Can anyone recommend a particular travel lens insurance (within the US)?

Not associated to the home's insurance, I'd like a specific one covering damage/theft while on the road in the US and for 2 week's time only if possible.

thanks!


----------



## neuroanatomist (Aug 7, 2017)

Do you live in the US? Generally, you'd need to purchase coverage from home that would apply abroad. I not sure that any US-based insurance companies would provide gear insurance for a visitor.


----------



## fegari (Aug 7, 2017)

It'll be for a US resident.


----------



## neuroanatomist (Aug 7, 2017)

In that case, you're looking for 'inland marine' coverage. Still may be difficult to buy a two-week policy.


----------



## unfocused (Aug 7, 2017)

Do you have the equipment insured under your homeowner's policy? If so, check with your agent, I would imagine it would cover loss or damage while on the road as well. 

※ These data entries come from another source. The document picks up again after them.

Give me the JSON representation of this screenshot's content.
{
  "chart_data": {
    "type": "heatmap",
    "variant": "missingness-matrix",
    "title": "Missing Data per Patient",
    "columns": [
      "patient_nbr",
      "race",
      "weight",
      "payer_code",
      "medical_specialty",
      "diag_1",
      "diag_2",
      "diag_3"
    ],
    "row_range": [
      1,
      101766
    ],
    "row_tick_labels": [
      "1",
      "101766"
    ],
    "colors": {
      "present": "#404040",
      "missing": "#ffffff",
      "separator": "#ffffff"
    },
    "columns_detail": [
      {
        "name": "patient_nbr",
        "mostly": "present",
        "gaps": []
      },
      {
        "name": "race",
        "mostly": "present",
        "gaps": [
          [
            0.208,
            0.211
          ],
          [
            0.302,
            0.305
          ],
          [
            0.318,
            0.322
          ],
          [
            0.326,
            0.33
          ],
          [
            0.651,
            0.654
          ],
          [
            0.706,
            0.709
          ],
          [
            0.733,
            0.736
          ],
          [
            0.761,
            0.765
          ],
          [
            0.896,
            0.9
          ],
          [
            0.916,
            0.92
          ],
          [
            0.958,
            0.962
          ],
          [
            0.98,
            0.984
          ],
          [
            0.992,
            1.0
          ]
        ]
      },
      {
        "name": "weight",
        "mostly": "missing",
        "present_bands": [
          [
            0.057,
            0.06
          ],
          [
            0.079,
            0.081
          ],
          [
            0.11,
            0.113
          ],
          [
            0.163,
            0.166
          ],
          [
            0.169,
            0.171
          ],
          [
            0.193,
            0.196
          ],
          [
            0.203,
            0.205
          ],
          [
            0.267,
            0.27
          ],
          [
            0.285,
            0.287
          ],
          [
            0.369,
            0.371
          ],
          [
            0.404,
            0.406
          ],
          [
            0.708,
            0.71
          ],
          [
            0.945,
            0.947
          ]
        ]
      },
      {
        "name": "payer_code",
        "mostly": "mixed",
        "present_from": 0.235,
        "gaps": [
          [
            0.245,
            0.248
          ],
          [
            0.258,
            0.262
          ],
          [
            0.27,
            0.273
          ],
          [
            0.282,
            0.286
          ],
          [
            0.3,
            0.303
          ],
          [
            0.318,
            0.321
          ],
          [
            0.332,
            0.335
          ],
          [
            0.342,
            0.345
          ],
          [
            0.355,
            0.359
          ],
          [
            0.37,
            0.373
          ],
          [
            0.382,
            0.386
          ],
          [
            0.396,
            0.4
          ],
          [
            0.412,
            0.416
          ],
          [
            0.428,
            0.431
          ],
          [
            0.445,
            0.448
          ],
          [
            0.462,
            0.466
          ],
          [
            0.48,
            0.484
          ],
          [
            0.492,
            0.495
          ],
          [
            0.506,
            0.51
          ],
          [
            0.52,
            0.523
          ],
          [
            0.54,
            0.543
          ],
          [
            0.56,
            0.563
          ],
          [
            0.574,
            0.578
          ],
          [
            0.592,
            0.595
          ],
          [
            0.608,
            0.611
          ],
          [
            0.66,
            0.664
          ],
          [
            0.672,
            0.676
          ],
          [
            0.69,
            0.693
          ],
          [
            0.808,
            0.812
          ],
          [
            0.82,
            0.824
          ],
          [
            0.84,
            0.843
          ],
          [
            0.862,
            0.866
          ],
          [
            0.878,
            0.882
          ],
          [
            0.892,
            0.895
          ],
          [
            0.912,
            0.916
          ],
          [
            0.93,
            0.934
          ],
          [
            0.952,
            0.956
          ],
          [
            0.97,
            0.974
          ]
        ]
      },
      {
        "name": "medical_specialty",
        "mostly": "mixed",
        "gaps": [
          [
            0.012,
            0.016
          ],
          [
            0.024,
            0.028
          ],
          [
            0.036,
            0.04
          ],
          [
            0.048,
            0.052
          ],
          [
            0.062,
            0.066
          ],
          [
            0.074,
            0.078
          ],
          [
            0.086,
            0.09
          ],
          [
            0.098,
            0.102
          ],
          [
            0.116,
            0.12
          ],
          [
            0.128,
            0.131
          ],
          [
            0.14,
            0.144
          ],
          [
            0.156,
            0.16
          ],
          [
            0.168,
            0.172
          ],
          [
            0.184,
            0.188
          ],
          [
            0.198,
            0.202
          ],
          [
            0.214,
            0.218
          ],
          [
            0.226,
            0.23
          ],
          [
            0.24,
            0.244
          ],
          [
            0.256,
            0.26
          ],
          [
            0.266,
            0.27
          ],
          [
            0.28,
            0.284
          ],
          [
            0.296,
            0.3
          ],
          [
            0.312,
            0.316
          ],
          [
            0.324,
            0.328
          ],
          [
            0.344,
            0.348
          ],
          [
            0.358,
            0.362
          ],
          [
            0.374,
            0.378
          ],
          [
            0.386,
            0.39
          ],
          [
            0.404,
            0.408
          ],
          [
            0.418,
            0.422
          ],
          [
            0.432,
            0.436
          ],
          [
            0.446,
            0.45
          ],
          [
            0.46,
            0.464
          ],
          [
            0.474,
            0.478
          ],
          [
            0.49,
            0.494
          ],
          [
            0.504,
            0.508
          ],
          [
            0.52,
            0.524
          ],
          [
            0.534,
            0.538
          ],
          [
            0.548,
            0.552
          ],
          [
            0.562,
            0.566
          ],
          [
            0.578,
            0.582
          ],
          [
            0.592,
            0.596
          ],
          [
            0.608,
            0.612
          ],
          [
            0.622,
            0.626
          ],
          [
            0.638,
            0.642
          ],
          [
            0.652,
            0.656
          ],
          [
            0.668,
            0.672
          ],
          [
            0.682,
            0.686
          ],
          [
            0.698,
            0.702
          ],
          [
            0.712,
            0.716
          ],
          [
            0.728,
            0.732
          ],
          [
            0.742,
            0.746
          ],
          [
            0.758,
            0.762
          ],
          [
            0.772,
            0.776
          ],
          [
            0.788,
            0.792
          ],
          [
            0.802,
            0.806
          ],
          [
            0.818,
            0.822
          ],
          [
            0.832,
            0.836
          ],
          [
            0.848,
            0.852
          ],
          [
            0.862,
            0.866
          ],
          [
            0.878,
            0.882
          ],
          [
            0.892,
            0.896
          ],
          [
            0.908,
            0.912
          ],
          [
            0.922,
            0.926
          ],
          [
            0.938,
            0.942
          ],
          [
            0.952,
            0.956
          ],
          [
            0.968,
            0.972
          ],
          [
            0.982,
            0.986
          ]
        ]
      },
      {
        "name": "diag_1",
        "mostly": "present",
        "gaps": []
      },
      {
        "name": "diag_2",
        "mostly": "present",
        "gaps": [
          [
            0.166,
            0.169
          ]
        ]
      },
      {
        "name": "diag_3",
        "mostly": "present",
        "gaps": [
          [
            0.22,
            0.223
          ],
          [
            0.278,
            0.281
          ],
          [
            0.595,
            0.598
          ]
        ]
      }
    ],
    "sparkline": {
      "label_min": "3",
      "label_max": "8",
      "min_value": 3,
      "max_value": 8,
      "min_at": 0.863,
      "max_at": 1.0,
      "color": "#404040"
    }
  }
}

If you don't derive more than 50% of your income from photography, you can be covered under your homeowner's insurance without having to pay for commercial insurance. Keep in mind that you will be liable for the deductible, usually $1,000. But that is cumulative, so if you lose the camera and two or three lenses, it will add up. 

If your equipment isn't covered by your homeowner's policy, I would strongly suggest doing so. I resisted for years and then was surprised at how affordable it is, plus why would you want to only insure the equipment on the road? Your odds of having a loss at home are just as great, if not greater.


----------



## fegari (Aug 7, 2017)

unfocused said:


> Do you have the equipment insured under your homeowner's policy? If so, check with your agent, I would imagine it would cover loss or damage while on the road as well.
> 
> If you don't derive more than 50% of your income from photography, you can be covered under your homeowner's insurance without having to pay for commercial insurance. Keep in mind that you will be liable for the deductible, usually $1,000. But that is cumulative, so if you lose the camera and two or three lenses, it will add up.
> 
> If your equipment isn't covered by your homeowner's policy, I would strongly suggest doing so. I resisted for years and then was surprised at how affordable it is, plus why would you want to only insure the equipment on the road? Your odds of having a loss at home are just as great, if not greater.



Thanks, though I'd prefer a specific insurance and not linked to the home's.


----------



## unfocused (Aug 7, 2017)

fegari said:


> unfocused said:
> 
> 
> > Do you have the equipment insured under your homeowner's policy? ...
> ...



I'm just curious, why?


----------